Bim studied a strange-looking beast. It seemed to consist of a large, much-ribboned hat, several arms, and a sprawl. Lovers! The nose of Her was in His neck. There was an occasional move and tremor, followed by a sounding kiss, one of the kisses that hit. Passers-by were many, but Love cared not a jot for anything--but Love! The curious and contemptuous had a hundred opportunities for cynical judgment; which they used, only to be entirely ignored.

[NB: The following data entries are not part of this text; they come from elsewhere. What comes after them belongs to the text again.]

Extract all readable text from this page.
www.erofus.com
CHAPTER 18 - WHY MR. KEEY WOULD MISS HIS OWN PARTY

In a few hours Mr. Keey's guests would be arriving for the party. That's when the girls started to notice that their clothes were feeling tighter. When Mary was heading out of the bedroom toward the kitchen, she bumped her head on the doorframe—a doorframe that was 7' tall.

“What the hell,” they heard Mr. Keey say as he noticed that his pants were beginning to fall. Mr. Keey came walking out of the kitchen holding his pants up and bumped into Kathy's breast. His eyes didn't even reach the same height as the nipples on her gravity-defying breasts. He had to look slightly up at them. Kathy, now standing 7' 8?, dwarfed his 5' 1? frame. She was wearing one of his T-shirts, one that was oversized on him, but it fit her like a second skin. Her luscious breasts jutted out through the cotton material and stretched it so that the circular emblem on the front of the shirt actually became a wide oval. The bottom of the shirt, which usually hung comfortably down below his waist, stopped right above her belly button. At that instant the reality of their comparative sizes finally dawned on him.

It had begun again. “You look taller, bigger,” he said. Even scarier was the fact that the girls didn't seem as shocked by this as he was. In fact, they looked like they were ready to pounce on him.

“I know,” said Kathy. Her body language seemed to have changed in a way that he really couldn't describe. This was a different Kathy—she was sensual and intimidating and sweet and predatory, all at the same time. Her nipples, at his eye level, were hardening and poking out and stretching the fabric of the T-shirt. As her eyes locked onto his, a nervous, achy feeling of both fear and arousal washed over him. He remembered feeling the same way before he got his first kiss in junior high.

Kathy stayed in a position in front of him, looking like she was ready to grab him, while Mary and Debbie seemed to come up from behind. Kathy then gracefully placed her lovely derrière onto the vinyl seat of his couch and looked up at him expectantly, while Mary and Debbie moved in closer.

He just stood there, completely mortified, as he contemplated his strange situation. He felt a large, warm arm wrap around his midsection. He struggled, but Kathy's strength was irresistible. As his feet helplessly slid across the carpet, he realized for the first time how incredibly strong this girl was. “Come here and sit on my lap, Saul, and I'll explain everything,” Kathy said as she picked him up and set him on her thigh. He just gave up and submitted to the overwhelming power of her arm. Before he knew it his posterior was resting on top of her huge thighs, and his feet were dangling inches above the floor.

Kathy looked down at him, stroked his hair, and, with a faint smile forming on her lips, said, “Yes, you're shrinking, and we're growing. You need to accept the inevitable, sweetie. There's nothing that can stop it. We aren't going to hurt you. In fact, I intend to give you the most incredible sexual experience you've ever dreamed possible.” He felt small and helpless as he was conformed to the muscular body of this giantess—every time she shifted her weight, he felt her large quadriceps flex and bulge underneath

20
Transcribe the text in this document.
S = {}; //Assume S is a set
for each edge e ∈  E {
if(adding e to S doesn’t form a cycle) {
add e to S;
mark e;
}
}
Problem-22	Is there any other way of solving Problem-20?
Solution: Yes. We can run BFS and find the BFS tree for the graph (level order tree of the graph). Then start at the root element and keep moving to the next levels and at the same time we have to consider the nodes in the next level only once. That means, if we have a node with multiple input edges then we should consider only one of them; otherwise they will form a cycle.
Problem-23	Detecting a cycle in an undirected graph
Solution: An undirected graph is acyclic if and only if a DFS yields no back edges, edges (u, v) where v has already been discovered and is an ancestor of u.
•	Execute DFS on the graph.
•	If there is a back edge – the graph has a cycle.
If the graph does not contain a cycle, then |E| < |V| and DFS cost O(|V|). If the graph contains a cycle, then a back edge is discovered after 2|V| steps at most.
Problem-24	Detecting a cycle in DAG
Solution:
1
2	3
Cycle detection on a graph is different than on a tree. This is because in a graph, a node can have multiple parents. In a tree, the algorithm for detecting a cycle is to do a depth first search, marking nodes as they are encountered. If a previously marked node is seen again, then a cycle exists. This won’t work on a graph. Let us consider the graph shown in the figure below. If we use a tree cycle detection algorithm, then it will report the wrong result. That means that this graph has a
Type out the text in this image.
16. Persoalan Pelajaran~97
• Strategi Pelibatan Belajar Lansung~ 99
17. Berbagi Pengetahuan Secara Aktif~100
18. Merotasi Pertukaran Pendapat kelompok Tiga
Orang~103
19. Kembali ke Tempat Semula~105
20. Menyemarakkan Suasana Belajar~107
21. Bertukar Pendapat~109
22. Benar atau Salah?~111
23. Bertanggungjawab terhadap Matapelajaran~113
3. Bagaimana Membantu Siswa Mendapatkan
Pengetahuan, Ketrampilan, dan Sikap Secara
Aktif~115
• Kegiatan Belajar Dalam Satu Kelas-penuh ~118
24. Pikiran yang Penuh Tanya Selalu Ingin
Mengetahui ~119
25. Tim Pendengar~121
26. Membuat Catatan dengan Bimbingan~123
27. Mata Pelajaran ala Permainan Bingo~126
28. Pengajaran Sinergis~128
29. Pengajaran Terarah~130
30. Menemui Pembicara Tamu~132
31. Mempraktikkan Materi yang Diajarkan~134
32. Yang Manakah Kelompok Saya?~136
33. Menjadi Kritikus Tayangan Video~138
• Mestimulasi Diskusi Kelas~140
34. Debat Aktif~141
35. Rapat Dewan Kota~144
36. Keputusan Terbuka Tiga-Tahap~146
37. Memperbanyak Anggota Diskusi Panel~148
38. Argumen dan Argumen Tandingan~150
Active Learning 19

Throughout the parks and places of London, similar exhibitions of vulgar bathos, flopping and unashamed, were to be witnessed; every pair of some hundred thousand lovers being splendidly indifferent to all else but their own sufficient selves.
Meanwhile, the gnome sat on the lap, and wondered, awed and troubled: listening eagerly, waiting impatiently, for honeyed words of love.
Silence brooded. Big Ben struck.
"Eight o'clock!" said Strephon to Phyllis, and kissed her.
The silence brooded again.
Bim fled in dismay to the next seat, where another love-bitten couple happened to be sprawling. He witnessed a similar feast of brazen bathos.
Stupid silence still gloomed over the rapture. He waited.
The great clock chimed again.
"Quarter-past," said she, and a kiss flew skywards.
From seat to seat Bim went; every move was marked by the chimes of the Parliamentary clock. "Half-past." "Quarter-to." "Nine."
Such was love's dialogue. O time! O manners! Where are our raptures, our sonnets and rhapsodies?